Importanti puntualizzazioni sono poi effettuate in riferimento alle due casistiche che permettono di “superare” il contraddittorio preventivo:
- per quanto riguarda le ragioni d’urgenza, viene allertata l’attenzione degli uffici sul pericolo derivante sia da reiterate violazioni del contribuente che comportino l’obbligo di denuncia per reati tributari, sia dall’emersione di una circostanza imprevedibile e sopravvenuta che impone una stretta tempistica per gli adempimenti;
- in riferimento al fondato pericolo per la riscossione, si richiede una sorta di motivazione rafforzata tesa ad illustrare il “fondato timore” di perdere la garanzia del credito.
La motivazione rafforzata è invece obbligatoria qualora, pur a seguito del contraddittorio preventivo, non si giunga ad una rideterminazione concordata della pretesa erariale con relativa mancata adesione di parte. In tale ipotesi l’avviso di accertamento emesso dall’ufficio deve essere specificatamente motivato con riferimento “ai chiarimenti forniti e ai documenti prodotti dal contribuente”. Sul punto in particolare il documento di prassi evidenzia che gli uffici non possono limitarsi a “motivazioni di stile”, con frasi ciclostilate, ma devono analizzare nel dettaglio le ragioni sollevate dalla parte e adeguatamente replicare, pena altrimenti la nullità dell’atto per difetto di motivazione. Dal che deriva un importante principio che il contribuente deve far proprio: il contraddittorio preventivo rappresenta una sorta di contenzioso anticipato ed è quantomai delicato, essendo fondamentale svolgerlo in maniera adeguata e con l’assistenza di professionisti qualificati.

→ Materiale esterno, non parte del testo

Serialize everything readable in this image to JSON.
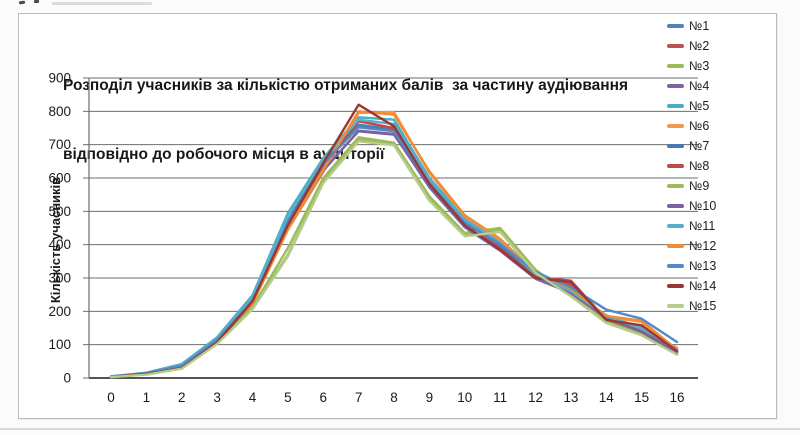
{
  "page": {
    "background": "#ffffff"
  },
  "chart_data": {
    "type": "line",
    "title_line1": "Розподіл учасників за кількістю отриманих балів  за частину аудіювання",
    "title_line2": "відповідно до робочого місця в аудиторії",
    "ylabel": "Кількість учасників",
    "xlabel": "",
    "x": [
      0,
      1,
      2,
      3,
      4,
      5,
      6,
      7,
      8,
      9,
      10,
      11,
      12,
      13,
      14,
      15,
      16
    ],
    "ylim": [
      0,
      900
    ],
    "y_ticks": [
      0,
      100,
      200,
      300,
      400,
      500,
      600,
      700,
      800,
      900
    ],
    "grid": true,
    "legend_position": "right",
    "grid_color": "#6e6e6e",
    "axis_color": "#3c3c3c",
    "minor_axis_color": "#6b6b6b",
    "series": [
      {
        "name": "№1",
        "color": "#4F81BD",
        "values": [
          4,
          14,
          36,
          113,
          230,
          465,
          640,
          760,
          745,
          590,
          470,
          400,
          310,
          265,
          185,
          148,
          85
        ]
      },
      {
        "name": "№2",
        "color": "#C0504D",
        "values": [
          4,
          13,
          32,
          110,
          225,
          455,
          635,
          770,
          750,
          580,
          460,
          390,
          305,
          280,
          178,
          143,
          80
        ]
      },
      {
        "name": "№3",
        "color": "#9BBB59",
        "values": [
          3,
          11,
          30,
          106,
          210,
          370,
          590,
          715,
          700,
          540,
          430,
          445,
          320,
          252,
          172,
          133,
          74
        ]
      },
      {
        "name": "№4",
        "color": "#8064A2",
        "values": [
          4,
          14,
          35,
          112,
          228,
          450,
          625,
          740,
          730,
          575,
          455,
          385,
          300,
          258,
          182,
          140,
          79
        ]
      },
      {
        "name": "№5",
        "color": "#4BACC6",
        "values": [
          5,
          16,
          42,
          122,
          248,
          495,
          660,
          782,
          775,
          600,
          480,
          410,
          315,
          262,
          188,
          150,
          90
        ]
      },
      {
        "name": "№6",
        "color": "#F79646",
        "values": [
          4,
          13,
          33,
          110,
          222,
          445,
          618,
          795,
          798,
          615,
          485,
          415,
          312,
          266,
          184,
          168,
          86
        ]
      },
      {
        "name": "№7",
        "color": "#4779B7",
        "values": [
          4,
          15,
          38,
          115,
          235,
          470,
          648,
          755,
          742,
          588,
          468,
          398,
          308,
          260,
          186,
          146,
          84
        ]
      },
      {
        "name": "№8",
        "color": "#BE4B48",
        "values": [
          4,
          12,
          31,
          108,
          224,
          452,
          632,
          772,
          748,
          578,
          455,
          388,
          303,
          292,
          176,
          141,
          78
        ]
      },
      {
        "name": "№9",
        "color": "#9CBB5C",
        "values": [
          3,
          11,
          29,
          104,
          212,
          390,
          600,
          722,
          706,
          545,
          435,
          450,
          325,
          248,
          168,
          130,
          72
        ]
      },
      {
        "name": "№10",
        "color": "#7C60A0",
        "values": [
          4,
          14,
          34,
          111,
          226,
          448,
          622,
          742,
          732,
          572,
          452,
          382,
          298,
          255,
          180,
          138,
          77
        ]
      },
      {
        "name": "№11",
        "color": "#55B1C8",
        "values": [
          5,
          15,
          40,
          118,
          242,
          485,
          655,
          775,
          762,
          595,
          475,
          405,
          312,
          260,
          186,
          148,
          88
        ]
      },
      {
        "name": "№12",
        "color": "#F08C36",
        "values": [
          4,
          13,
          34,
          112,
          224,
          448,
          625,
          800,
          790,
          620,
          488,
          418,
          315,
          268,
          186,
          172,
          85
        ]
      },
      {
        "name": "№13",
        "color": "#5289C7",
        "values": [
          4,
          14,
          37,
          114,
          232,
          462,
          642,
          752,
          740,
          585,
          465,
          402,
          318,
          272,
          205,
          178,
          108
        ]
      },
      {
        "name": "№14",
        "color": "#9A3734",
        "values": [
          4,
          12,
          30,
          107,
          230,
          458,
          645,
          820,
          755,
          582,
          458,
          385,
          300,
          288,
          174,
          158,
          81
        ]
      },
      {
        "name": "№15",
        "color": "#B6CC8C",
        "values": [
          3,
          10,
          28,
          102,
          206,
          365,
          585,
          710,
          698,
          532,
          425,
          438,
          316,
          245,
          165,
          128,
          70
        ]
      }
    ]
  }
}
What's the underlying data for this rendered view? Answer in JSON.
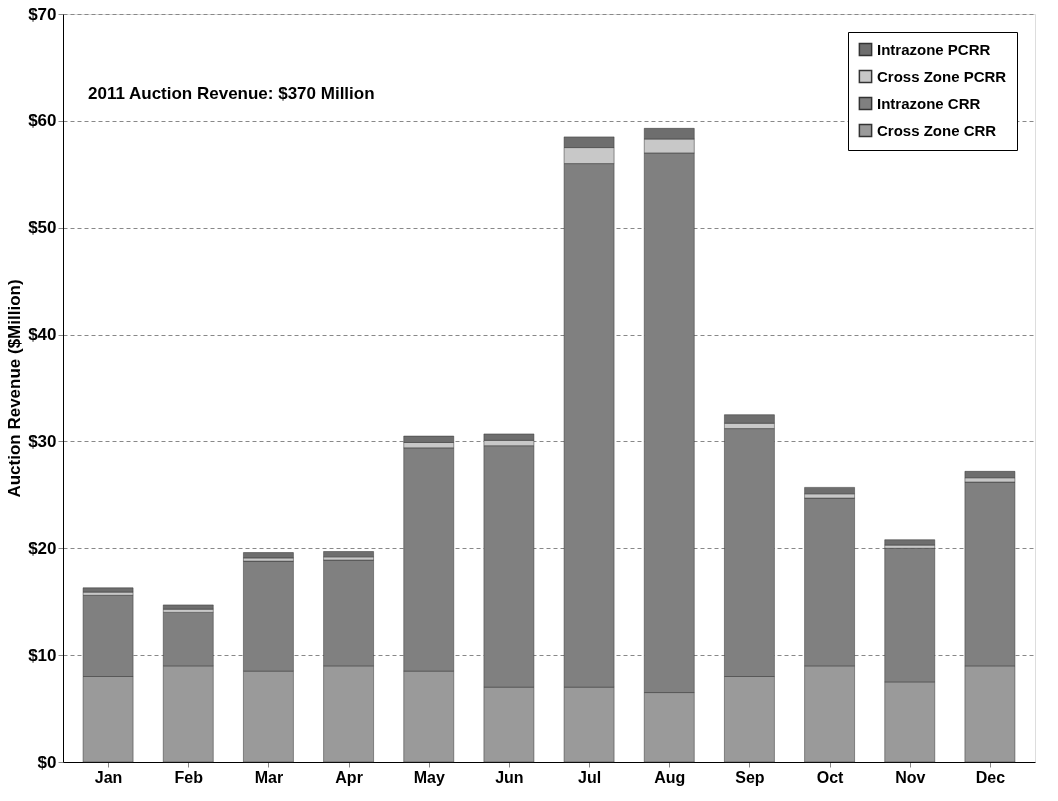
{
  "chart_data": {
    "type": "bar",
    "stacked": true,
    "ylabel": "Auction Revenue ($Million)",
    "annotations": [
      "2011 Auction Revenue: $370 Million"
    ],
    "categories": [
      "Jan",
      "Feb",
      "Mar",
      "Apr",
      "May",
      "Jun",
      "Jul",
      "Aug",
      "Sep",
      "Oct",
      "Nov",
      "Dec"
    ],
    "series": [
      {
        "name": "Cross Zone CRR",
        "color": "#9a9a9a",
        "values": [
          8,
          9,
          8.5,
          9,
          8.5,
          7,
          7,
          6.5,
          8,
          9,
          7.5,
          9
        ]
      },
      {
        "name": "Intrazone CRR",
        "color": "#808080",
        "values": [
          7.6,
          5.0,
          10.3,
          9.9,
          20.9,
          22.6,
          49.0,
          50.5,
          23.2,
          15.7,
          12.5,
          17.2
        ]
      },
      {
        "name": "Cross Zone PCRR",
        "color": "#c8c8c8",
        "values": [
          0.3,
          0.3,
          0.3,
          0.3,
          0.5,
          0.5,
          1.5,
          1.3,
          0.5,
          0.4,
          0.3,
          0.4
        ]
      },
      {
        "name": "Intrazone PCRR",
        "color": "#6e6e6e",
        "values": [
          0.4,
          0.4,
          0.5,
          0.5,
          0.6,
          0.6,
          1.0,
          1.0,
          0.8,
          0.6,
          0.5,
          0.6
        ]
      }
    ],
    "ylim": [
      0,
      70
    ],
    "yticks": [
      {
        "value": 0,
        "label": "$0"
      },
      {
        "value": 10,
        "label": "$10"
      },
      {
        "value": 20,
        "label": "$20"
      },
      {
        "value": 30,
        "label": "$30"
      },
      {
        "value": 40,
        "label": "$40"
      },
      {
        "value": 50,
        "label": "$50"
      },
      {
        "value": 60,
        "label": "$60"
      },
      {
        "value": 70,
        "label": "$70"
      }
    ],
    "grid": "y",
    "legend": "top right"
  }
}
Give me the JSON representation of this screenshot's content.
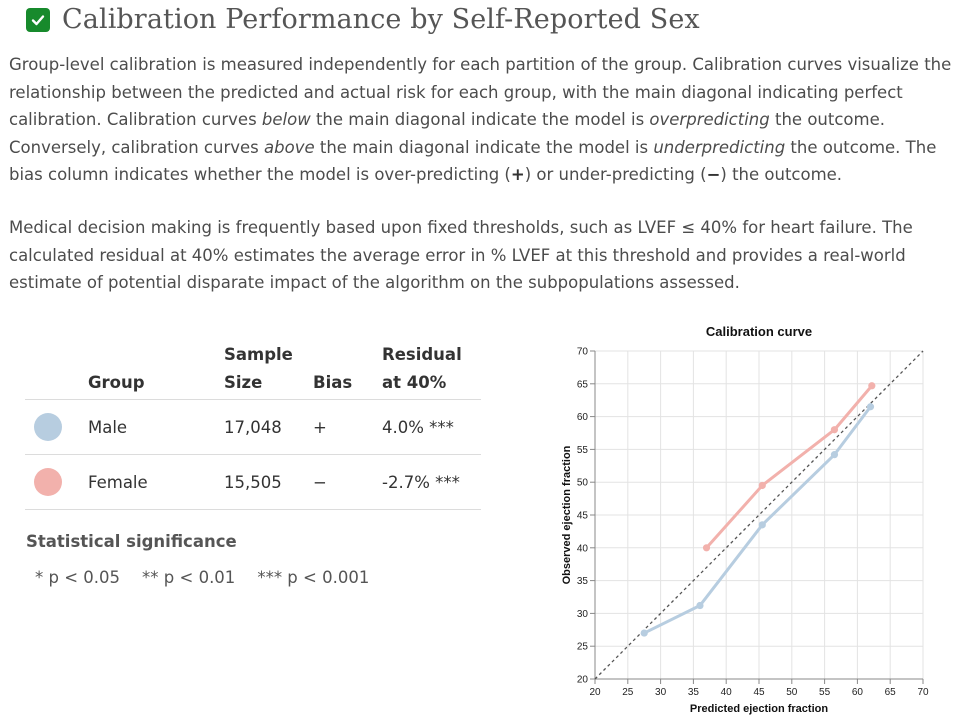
{
  "header": {
    "title": "Calibration Performance by Self-Reported Sex",
    "check_color": "#178a2c",
    "check_icon": "checkmark-icon"
  },
  "para1": {
    "t1": "Group-level calibration is measured independently for each partition of the group. Calibration curves visualize the relationship between the predicted and actual risk for each group, with the main diagonal indicating perfect calibration. Calibration curves ",
    "em1": "below",
    "t2": " the main diagonal indicate the model is ",
    "em2": "overpredicting",
    "t3": " the outcome. Conversely, calibration curves ",
    "em3": "above",
    "t4": " the main diagonal indicate the model is ",
    "em4": "underpredicting",
    "t5": " the outcome. The bias column indicates whether the model is over-predicting (",
    "plus": "+",
    "t6": ") or under-predicting (",
    "minus": "−",
    "t7": ") the outcome."
  },
  "para2": "Medical decision making is frequently based upon fixed thresholds, such as LVEF ≤ 40% for heart failure. The calculated residual at 40% estimates the average error in % LVEF at this threshold and provides a real-world estimate of potential disparate impact of the algorithm on the subpopulations assessed.",
  "table": {
    "headers": {
      "group": "Group",
      "sample_1": "Sample",
      "sample_2": "Size",
      "bias": "Bias",
      "residual_1": "Residual",
      "residual_2": "at 40%"
    },
    "rows": [
      {
        "group": "Male",
        "size": "17,048",
        "bias": "+",
        "residual": "4.0% ***",
        "color": "#b7cde0"
      },
      {
        "group": "Female",
        "size": "15,505",
        "bias": "−",
        "residual": "-2.7% ***",
        "color": "#f2b1ac"
      }
    ]
  },
  "significance": {
    "title": "Statistical significance",
    "items": [
      "* p < 0.05",
      "** p < 0.01",
      "*** p < 0.001"
    ]
  },
  "chart_data": {
    "type": "line",
    "title": "Calibration curve",
    "xlabel": "Predicted ejection fraction",
    "ylabel": "Observed ejection fraction",
    "xlim": [
      20,
      70
    ],
    "ylim": [
      20,
      70
    ],
    "xticks": [
      20,
      25,
      30,
      35,
      40,
      45,
      50,
      55,
      60,
      65,
      70
    ],
    "yticks": [
      20,
      25,
      30,
      35,
      40,
      45,
      50,
      55,
      60,
      65,
      70
    ],
    "grid": true,
    "diagonal": true,
    "series": [
      {
        "name": "Male",
        "color": "#b7cde0",
        "points": [
          [
            27.5,
            27.0
          ],
          [
            36.0,
            31.2
          ],
          [
            45.5,
            43.5
          ],
          [
            56.5,
            54.2
          ],
          [
            62.0,
            61.5
          ]
        ]
      },
      {
        "name": "Female",
        "color": "#f2b1ac",
        "points": [
          [
            37.0,
            40.0
          ],
          [
            45.5,
            49.5
          ],
          [
            56.5,
            58.0
          ],
          [
            62.2,
            64.7
          ]
        ]
      }
    ]
  }
}
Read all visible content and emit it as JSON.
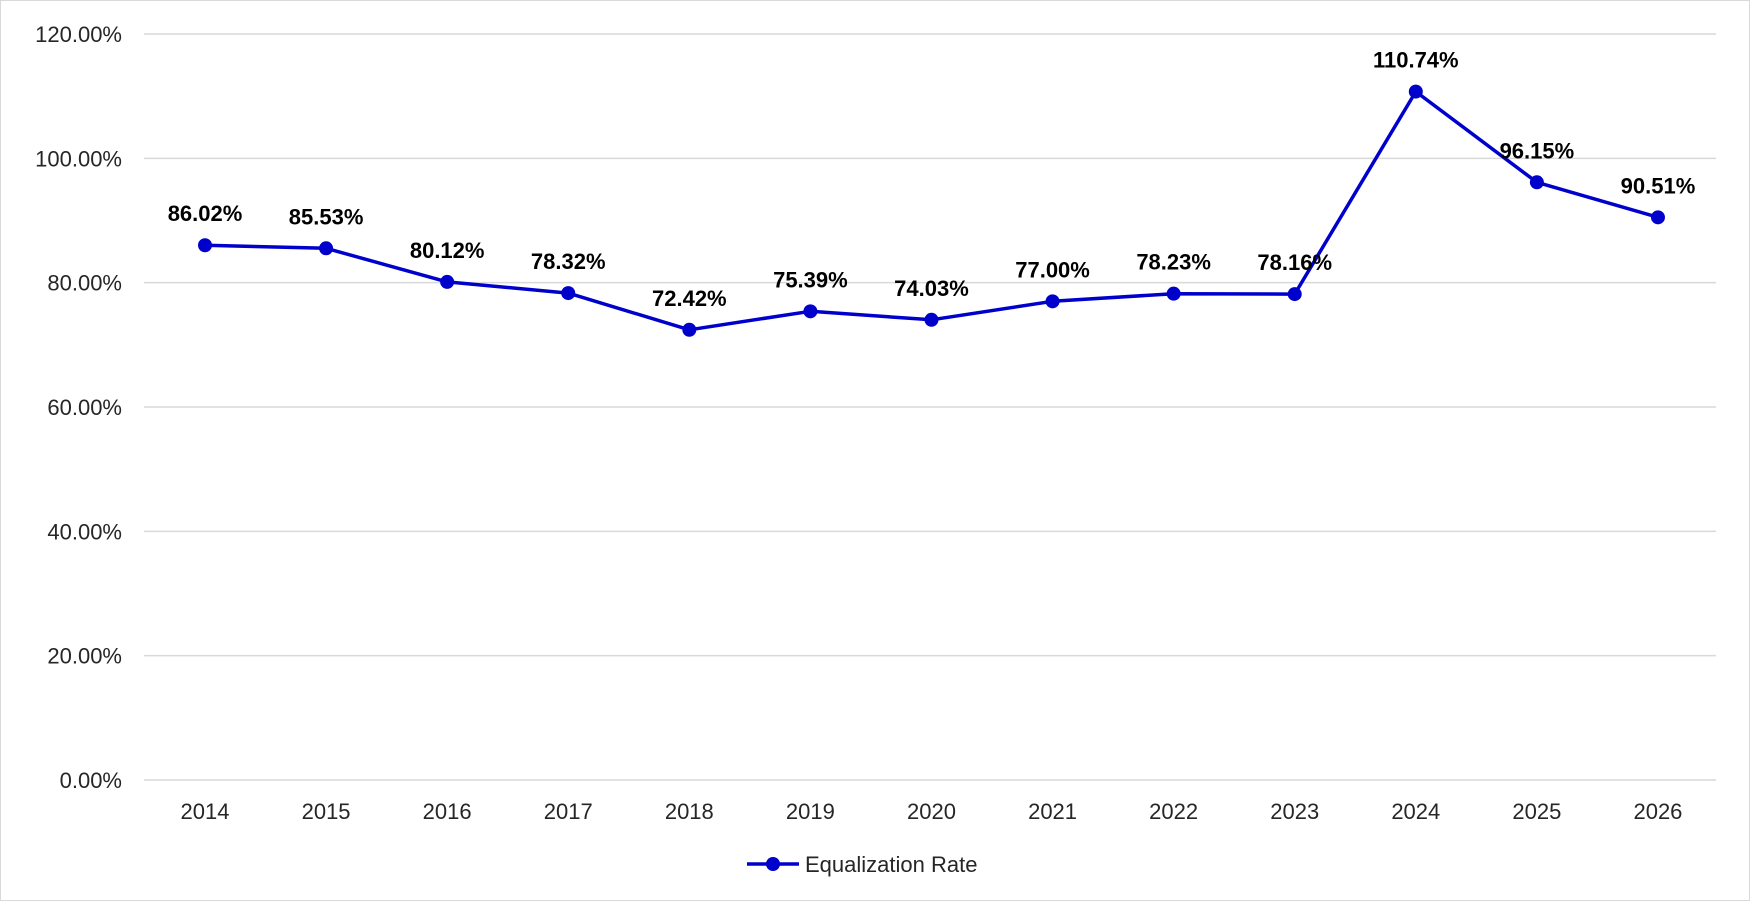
{
  "chart_data": {
    "type": "line",
    "title": "",
    "xlabel": "",
    "ylabel": "",
    "categories": [
      "2014",
      "2015",
      "2016",
      "2017",
      "2018",
      "2019",
      "2020",
      "2021",
      "2022",
      "2023",
      "2024",
      "2025",
      "2026"
    ],
    "series": [
      {
        "name": "Equalization Rate",
        "color": "#0000cc",
        "values": [
          86.02,
          85.53,
          80.12,
          78.32,
          72.42,
          75.39,
          74.03,
          77.0,
          78.23,
          78.16,
          110.74,
          96.15,
          90.51
        ],
        "labels": [
          "86.02%",
          "85.53%",
          "80.12%",
          "78.32%",
          "72.42%",
          "75.39%",
          "74.03%",
          "77.00%",
          "78.23%",
          "78.16%",
          "110.74%",
          "96.15%",
          "90.51%"
        ]
      }
    ],
    "ylim": [
      0,
      120
    ],
    "yticks": [
      0,
      20,
      40,
      60,
      80,
      100,
      120
    ],
    "ytick_labels": [
      "0.00%",
      "20.00%",
      "40.00%",
      "60.00%",
      "80.00%",
      "100.00%",
      "120.00%"
    ],
    "grid": true,
    "gridline_color": "#d9d9d9",
    "legend": "bottom-center"
  }
}
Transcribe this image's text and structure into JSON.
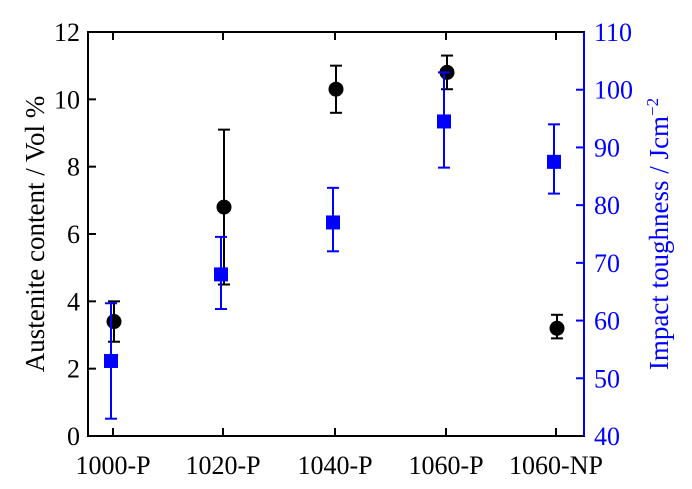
{
  "chart_data": {
    "type": "scatter",
    "categories": [
      "1000-P",
      "1020-P",
      "1040-P",
      "1060-P",
      "1060-NP"
    ],
    "y_left": {
      "label": "Austenite content / Vol %",
      "lim": [
        0,
        12
      ],
      "ticks": [
        0,
        2,
        4,
        6,
        8,
        10,
        12
      ],
      "color": "#000000"
    },
    "y_right": {
      "label_main": "Impact toughness / Jcm",
      "label_sup": "−2",
      "lim": [
        40,
        110
      ],
      "ticks": [
        40,
        50,
        60,
        70,
        80,
        90,
        100,
        110
      ],
      "color": "#0000ff"
    },
    "series": [
      {
        "axis": "left",
        "marker": "circle",
        "color": "#000000",
        "values": [
          3.4,
          6.8,
          10.3,
          10.8,
          3.2
        ],
        "err_low": [
          2.8,
          4.5,
          9.6,
          10.3,
          2.9
        ],
        "err_high": [
          4.0,
          9.1,
          11.0,
          11.3,
          3.6
        ]
      },
      {
        "axis": "right",
        "marker": "square",
        "color": "#0000ff",
        "values": [
          53,
          68,
          77,
          94.5,
          87.5
        ],
        "err_low": [
          43,
          62,
          72,
          86.5,
          82
        ],
        "err_high": [
          63,
          74.5,
          83,
          103,
          94
        ]
      }
    ]
  }
}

Le ultime precisazioni riguardano la proroga dei termini di notifica degli atti di accertamento e l’entrata in vigore della nuova disposizione. Su tali punti l’agenzia evidenzia che:
- la proroga di 120 giorni per il termine di notifica si applica in tutte le ipotesi in cui un invito è formulato, anche se trattasi di avvio “facoltativo” della procedura. Sul piano pratico, ipotizzando un invito con data di comparizione fissata dopo il 3 ottobre dell’anno N, con riferimento ad un periodo di imposta il cui termine di decadenza per l’accertamento è previsto per il 31 dicembre del medesimo anno N (con dunque periodo intercorrente 3 ottobre – 31 dicembre, inferiore a 90 giorni), in caso di mancato perfezionamento dell’adesione l’ufficio può notificare l’avviso di accertamento beneficiando della proroga di 120 giorni a decorrere dal 1° gennaio dell’anno N+1;
- rientrano nella nuova disposizione gli avvisi di accertamento emessi dal 1° luglio 2020, ossia gli atti datati e sottoscritti dal titolare dell’ufficio (o da un suo delegato) a partire da tale data. La data in cui il contribuente ha ricevuto l’invito a comparire può essere anche antecedente al 1° luglio 2020, essendo del tutto legittimo un avviso di accertamento emesso dal 1° luglio 2020, purché preceduto da un invito e/o da un contraddittorio con l’ufficio regolarmente svolti, anche se in una data antecedente.